A High Court judge who raised the sentence for a man convicted of sexually assaulting his Taiwanese friend has voiced disdain for the "offensive" submissions made by the offender's lawyer to downplay his role.
Judicial Commissioner See Kee Oon said the "obvious insinuations that the victim was a woman of questionable morals who had somehow led the offender on and caused him to think that she liked him" were factually inaccurate and without basis.
Ng Jun Xian, 20, had attacked the victim, 23, at a hotel in November 2014, after getting to know her at a club a few weeks earlier.
Ng, a national serviceman, was initially sentenced to seven years' jail and six strokes of the cane for sexual assault and attempted rape by a district court in October 2015.
But in July last year, Judge See increased Ng's punishment for the sexual offences to 81/2 years' jail and nine strokes of the cane.
In decision grounds issued last week, the judge noted that Ng's lawyer A. Rajandran had tried to shift some blame to the victim.
Judge See said: "Having regard to the offensive nature of the submissions made, I am compelled to remind counsel to refrain from making baseless submissions that disparage the character, integrity or morality of a victim ..."
Ng had met the victim, who was here on a tourist pass to visit her boyfriend, at a club along Orchard Road. The offences occurred in a Lavender Street hotel, where he had taken her on Nov 8, 2014, after drinking at the club until 4am with another friend.
Among other things, Judge See said suggestions that the victim was not just an ordinary tourist who was in Singapore for the innocuous purpose of visiting her boyfriend, but "was in fact working as a hostess in the club," were "seldom helpful in the context of sexual offences".
He added that such submissions "will often be a disservice to the accused, especially one who has pleaded guilty and accepted he has committed an offence, because they invariably reflect a startling lack of remorse and insight into his behaviour".
The judge also agreed with Deputy Public Prosecutors Mohamad Faizal and James Chew that there were several aggravating factors supporting a stiffer jail term.

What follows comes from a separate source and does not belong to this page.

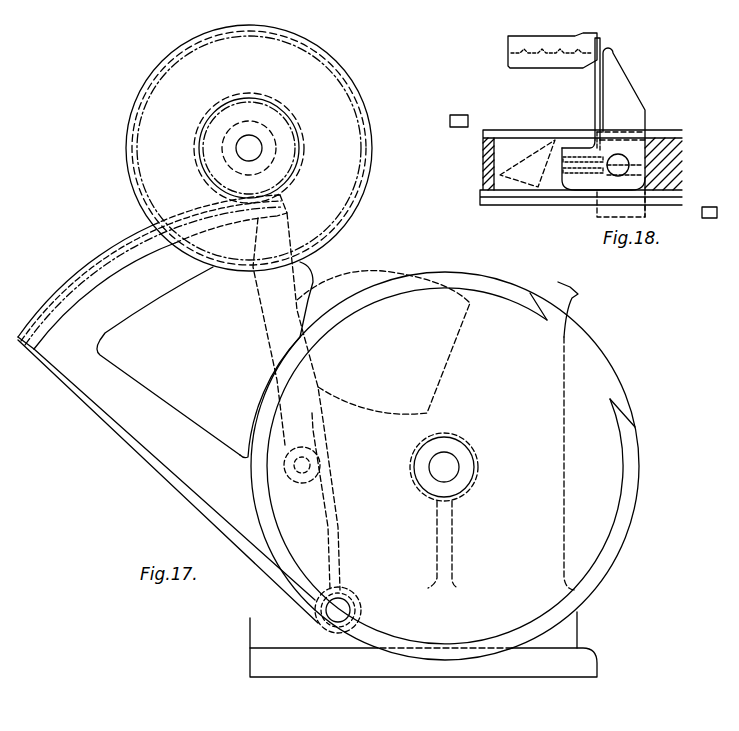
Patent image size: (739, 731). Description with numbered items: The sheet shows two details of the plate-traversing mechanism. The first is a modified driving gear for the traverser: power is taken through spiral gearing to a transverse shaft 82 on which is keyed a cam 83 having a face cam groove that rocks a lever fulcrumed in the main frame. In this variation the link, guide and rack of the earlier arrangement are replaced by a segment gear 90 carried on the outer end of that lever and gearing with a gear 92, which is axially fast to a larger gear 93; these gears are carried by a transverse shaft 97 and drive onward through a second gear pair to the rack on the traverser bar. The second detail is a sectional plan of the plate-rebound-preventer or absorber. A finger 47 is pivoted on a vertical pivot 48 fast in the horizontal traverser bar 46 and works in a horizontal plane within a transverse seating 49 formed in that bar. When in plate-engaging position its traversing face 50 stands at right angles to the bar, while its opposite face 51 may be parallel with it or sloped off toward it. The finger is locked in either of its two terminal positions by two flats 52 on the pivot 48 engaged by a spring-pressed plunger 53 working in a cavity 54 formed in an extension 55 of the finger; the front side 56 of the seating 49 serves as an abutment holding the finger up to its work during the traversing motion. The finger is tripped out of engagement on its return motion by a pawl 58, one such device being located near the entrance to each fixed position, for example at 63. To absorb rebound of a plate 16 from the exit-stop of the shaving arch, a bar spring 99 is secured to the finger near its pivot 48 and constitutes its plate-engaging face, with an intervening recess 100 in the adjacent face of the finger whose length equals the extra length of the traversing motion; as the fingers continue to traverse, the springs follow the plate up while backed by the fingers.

He accepted that apart from kneeling before the victim to apologise shortly after the assault, there were no other clear indicators of "genuine remorse".
"The manner in which he had strenuously attempted to downplay the seriousness of his conduct suggested otherwise," said Judge See.
He sentenced Ng to 81/2 years' jail and six strokes of the cane for the sexual assault charge.
For attempted rape, Ng was concurrently sentenced to four years' jail and three strokes of the cane.
Ng's two weeks' jail term for an unrelated charge of riotous behaviour imposed in the State Courts remained unchanged and was to run consecutively.
Ng had also appealed for reformative training. But Judge See said "the severity of the offences" was enough to conclude he was unsuitable for reformative training as punishment.